The first trick I thought of was using After Effects 3D camera tracking to add “god rays” to forest imagery. This volumetric trick allows you to render streaks of light appearing from in between branches, leaves, etc. to give your shots some atmospheric realism. We can get the origin of the rays to remain the same thanks to After Effects’s 3D features!

First, prep your footage. Get it into the lowest frame rate you’re comfortable with (shouldn’t be under 24FPS). Next, track your footage with AE’s camera solver. This is automatic, so it shouldn’t involve much more than just pressing the button, sitting back and waiting!

After the track is done, select the camera track effect in the effects panel, hover over the footage, and you’ll see some 3D markers. Right click on the spot in the image where the god rays would be coming from, and click “Add Null and Camera”. This will plop a null object right in 3D space where the light is coming from; scrub through the timeline and you’ll see it stays in the same spot. Perfect!

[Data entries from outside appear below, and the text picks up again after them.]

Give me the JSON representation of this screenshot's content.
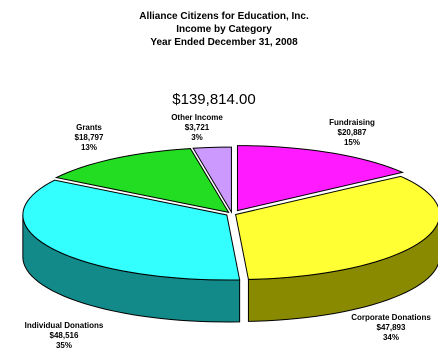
{
  "chart_data": {
    "type": "pie",
    "style": "3d-exploded",
    "title_lines": [
      "Alliance Citizens for Education, Inc.",
      "Income by Category",
      "Year Ended December 31, 2008"
    ],
    "total_label": "$139,814.00",
    "slices": [
      {
        "name": "Fundraising",
        "amount": "$20,887",
        "percent": "15%",
        "share": 0.15,
        "color": "#ff1aff",
        "side_color": "#a010a0"
      },
      {
        "name": "Corporate Donations",
        "amount": "$47,893",
        "percent": "34%",
        "share": 0.34,
        "color": "#ffff33",
        "side_color": "#8a8a00"
      },
      {
        "name": "Individual Donations",
        "amount": "$48,516",
        "percent": "35%",
        "share": 0.35,
        "color": "#33ffff",
        "side_color": "#138a8a"
      },
      {
        "name": "Grants",
        "amount": "$18,797",
        "percent": "13%",
        "share": 0.13,
        "color": "#22dd22",
        "side_color": "#117711"
      },
      {
        "name": "Other Income",
        "amount": "$3,721",
        "percent": "3%",
        "share": 0.03,
        "color": "#cc99ff",
        "side_color": "#7755aa"
      }
    ],
    "legend": "none",
    "outline_color": "#000000"
  }
}
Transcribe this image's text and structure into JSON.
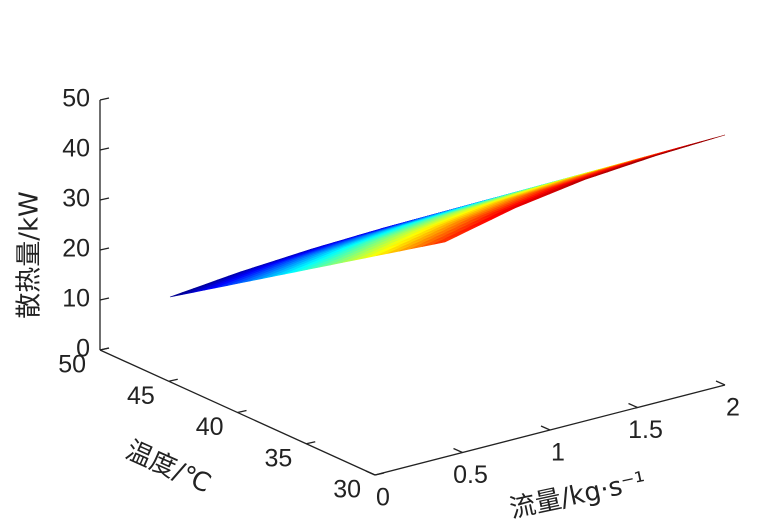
{
  "chart_data": {
    "type": "surface3d",
    "x_label": "流量/kg·s⁻¹",
    "y_label": "温度/℃",
    "z_label": "散热量/kW",
    "x": [
      0.4,
      0.8,
      1.2,
      1.6,
      2.0
    ],
    "y": [
      30,
      35,
      40,
      45,
      50
    ],
    "z": [
      [
        43,
        46.2,
        48.3,
        49.4,
        50
      ],
      [
        34,
        36.7,
        38.5,
        39.5,
        40
      ],
      [
        25,
        27.3,
        28.8,
        29.6,
        30
      ],
      [
        16,
        17.8,
        19,
        19.7,
        20
      ],
      [
        7,
        8.4,
        9.3,
        9.8,
        10
      ]
    ],
    "colormap": "jet",
    "xlim": [
      0,
      2
    ],
    "xticks": [
      0,
      0.5,
      1,
      1.5,
      2
    ],
    "ylim": [
      30,
      50
    ],
    "yticks": [
      30,
      35,
      40,
      45,
      50
    ],
    "zlim": [
      0,
      50
    ],
    "zticks": [
      0,
      10,
      20,
      30,
      40,
      50
    ]
  }
}
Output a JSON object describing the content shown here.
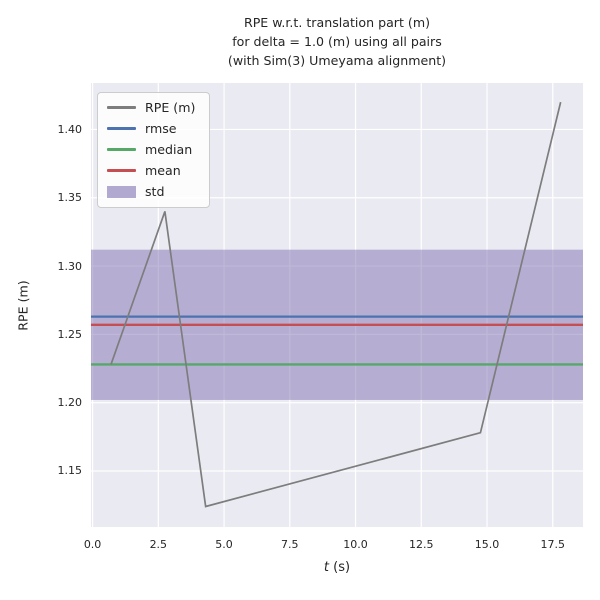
{
  "figure": {
    "title": "RPE w.r.t. translation part (m)\nfor delta = 1.0 (m) using all pairs\n(with Sim(3) Umeyama alignment)",
    "ylabel": "RPE (m)",
    "xlabel_italic": "t",
    "xlabel_rest": " (s)",
    "colors": {
      "axes_bg": "#eaeaf2",
      "grid": "#ffffff",
      "text": "#262626",
      "rpe_line": "#7d7d7d",
      "rmse": "#4c72b0",
      "median": "#55a868",
      "mean": "#c44e52",
      "std_band": "#8172b2"
    }
  },
  "chart_data": {
    "type": "line",
    "title": "RPE w.r.t. translation part (m) for delta = 1.0 (m) using all pairs (with Sim(3) Umeyama alignment)",
    "xlabel": "t (s)",
    "ylabel": "RPE (m)",
    "xlim": [
      -0.06,
      18.65
    ],
    "ylim": [
      1.109,
      1.434
    ],
    "x_ticks": [
      "0.0",
      "2.5",
      "5.0",
      "7.5",
      "10.0",
      "12.5",
      "15.0",
      "17.5"
    ],
    "y_ticks": [
      "1.15",
      "1.20",
      "1.25",
      "1.30",
      "1.35",
      "1.40"
    ],
    "grid": true,
    "legend_position": "upper left",
    "series": [
      {
        "name": "RPE (m)",
        "type": "line",
        "color": "#7d7d7d",
        "x": [
          0.7,
          2.75,
          4.3,
          14.75,
          17.8
        ],
        "y": [
          1.228,
          1.34,
          1.124,
          1.178,
          1.42
        ]
      },
      {
        "name": "rmse",
        "type": "hline",
        "color": "#4c72b0",
        "value": 1.263
      },
      {
        "name": "median",
        "type": "hline",
        "color": "#55a868",
        "value": 1.228
      },
      {
        "name": "mean",
        "type": "hline",
        "color": "#c44e52",
        "value": 1.257
      },
      {
        "name": "std",
        "type": "hband",
        "color": "#8172b2",
        "alpha": 0.5,
        "range": [
          1.202,
          1.312
        ]
      }
    ]
  }
}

Now, how to get those rays? First, duplicate the footage layer, and apply a radial blur effect. Set it to a zoom mode and adjust the amount until you see a streaky semblance of your image. Then, alt+click on the center point icon (little target). This will allow you to write an expression to tell AE where to put the center point. We’re going to tell AE to use the 2D screenspace that corresponds to the 3D null object’s location. To do this, paste this code as the expression (but change the values for your footage):

src = thisComp.layer('Null'); // Enter the name of the Null you made
src.toComp([0,0,0]);

Next, we only want the streaks to show up when the part of the screen where the light is coming from is bright. Otherwise, the light is probably blocked by a branch, etc. We can tell AE to adjust the opacity of the streaky layer according to the brightness of a certain part of the screen! Alt+click on the “opacity” timer icon, and paste this code in as the expression:

area = comp("NameOfShot").layer("NameOfLayer");  //Enter name of your comp shot, and name of the layer.
sample = [960,260]; //This is the location in the image you want to sample.
sampleArea = [50,50]; //This is how much area around that target you want to sample.
luminance = rgbToHsl(target.sampleImage(sample,sampleArea))[2];
linear(lum, 0, 1, 50, 100)

That code will adjust the opacity according to the brightness of an area of the screen of your choosing. Finally, just change the blending mode of the streaky layer to “Add” or “Screen” so you only get the bright parts of the image, and (after a bunch of tweaking of values), you’re done! You’ll also want to add a “curves” effect to the streaky layer to control the sharpness of the rays.